Deals of year logo 2021

The best deals in Europe over the past year are celebrated.

Corporate bonds

Winner: LafargeHolcim’s €850m sustainability-linked bond

Structuring advisors and bookrunners: ING, Société Générale

Active bookrunners: BNP Paribas, HSBC, Santander

There is widespread acceptance that in order to hit global targets for reducing greenhouse gas emissions set out in the Paris climate agreement, high emitting industries will have to transition to far more sustainable ways of operating. Construction is one such example of a high-emitting sector, with the industry accounting for an estimated 10% of global carbon dioxide emissions, according to the Global Alliance for Buildings and Construction.

LafargeHolcim is one of the world’s largest manufacturers of building materials, including cement, which has a particularly carbon-intensive manufacturing process. The company has been at the forefront of efforts to reduce emissions within the industry. This includes innovative solutions, such as manufacturing its concrete and cement products using circular economy principles and with reduced carbon emissions.

To further underline its climate commitment, LafargeHolcim launched its first sustainability-linked bond for €850m in November 2020. The bond commits the company to achieving targets on its carbon dioxide emissions; specifically no more than 475 kg of net carbon dioxide emissions per tonne of cementitious material manufactured by 2030. If it does not meet the target, it will pay an additional 75 basis points (bps) interest on maturity of the bond.

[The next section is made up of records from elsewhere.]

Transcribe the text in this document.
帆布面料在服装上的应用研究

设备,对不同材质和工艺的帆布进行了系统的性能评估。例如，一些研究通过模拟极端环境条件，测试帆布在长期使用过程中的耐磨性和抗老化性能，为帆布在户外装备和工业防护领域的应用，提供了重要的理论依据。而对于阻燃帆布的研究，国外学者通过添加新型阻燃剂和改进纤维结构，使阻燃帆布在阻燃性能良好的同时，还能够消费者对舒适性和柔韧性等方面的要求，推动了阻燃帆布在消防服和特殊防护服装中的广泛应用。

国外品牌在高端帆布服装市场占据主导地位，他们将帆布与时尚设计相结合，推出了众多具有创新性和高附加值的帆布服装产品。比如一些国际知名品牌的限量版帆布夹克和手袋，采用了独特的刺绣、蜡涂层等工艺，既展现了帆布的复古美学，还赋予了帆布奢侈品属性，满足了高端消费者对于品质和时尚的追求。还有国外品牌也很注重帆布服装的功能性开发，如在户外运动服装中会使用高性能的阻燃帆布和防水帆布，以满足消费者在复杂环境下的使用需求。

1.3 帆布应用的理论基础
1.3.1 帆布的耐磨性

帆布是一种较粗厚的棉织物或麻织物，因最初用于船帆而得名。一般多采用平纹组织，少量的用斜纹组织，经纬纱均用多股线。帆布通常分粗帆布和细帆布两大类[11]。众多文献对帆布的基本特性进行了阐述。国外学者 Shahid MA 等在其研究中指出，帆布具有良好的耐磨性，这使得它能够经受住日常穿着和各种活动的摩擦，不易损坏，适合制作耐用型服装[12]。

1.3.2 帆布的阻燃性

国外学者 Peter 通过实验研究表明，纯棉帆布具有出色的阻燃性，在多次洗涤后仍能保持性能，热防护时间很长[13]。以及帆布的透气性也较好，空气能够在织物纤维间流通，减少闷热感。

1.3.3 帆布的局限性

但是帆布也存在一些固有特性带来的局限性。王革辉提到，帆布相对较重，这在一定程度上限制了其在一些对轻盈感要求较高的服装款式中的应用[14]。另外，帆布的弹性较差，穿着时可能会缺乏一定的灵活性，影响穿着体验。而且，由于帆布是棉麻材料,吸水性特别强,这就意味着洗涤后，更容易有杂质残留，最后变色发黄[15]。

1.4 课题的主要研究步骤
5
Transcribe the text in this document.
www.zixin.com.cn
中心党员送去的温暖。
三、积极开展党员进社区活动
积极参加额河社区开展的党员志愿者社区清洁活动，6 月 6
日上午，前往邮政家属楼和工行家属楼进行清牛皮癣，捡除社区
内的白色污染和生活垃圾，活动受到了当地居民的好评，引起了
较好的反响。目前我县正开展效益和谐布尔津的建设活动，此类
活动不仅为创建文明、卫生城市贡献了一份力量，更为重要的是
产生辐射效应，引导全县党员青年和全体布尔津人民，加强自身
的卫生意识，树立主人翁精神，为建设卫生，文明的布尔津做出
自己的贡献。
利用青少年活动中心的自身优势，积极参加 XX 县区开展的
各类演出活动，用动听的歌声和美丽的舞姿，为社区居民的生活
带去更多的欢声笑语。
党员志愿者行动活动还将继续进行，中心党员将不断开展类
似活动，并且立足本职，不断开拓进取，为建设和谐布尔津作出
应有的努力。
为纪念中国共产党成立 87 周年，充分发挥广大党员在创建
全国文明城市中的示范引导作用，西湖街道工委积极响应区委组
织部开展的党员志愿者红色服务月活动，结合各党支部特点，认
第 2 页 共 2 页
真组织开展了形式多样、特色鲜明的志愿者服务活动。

The 10-year offering was launched on Tuesday November 17 and was multiple times oversubscribed, enabling pricing to be tightened from initial guidance of midswap plus 110bps to midswap plus 77bps, with a final orderbook of €2.6bn.

The deal provides a positive example of how issuers within carbon-intensive sectors can access financing that will enable them to adapt their business models and clears a pathway for further issuers to print similar bonds.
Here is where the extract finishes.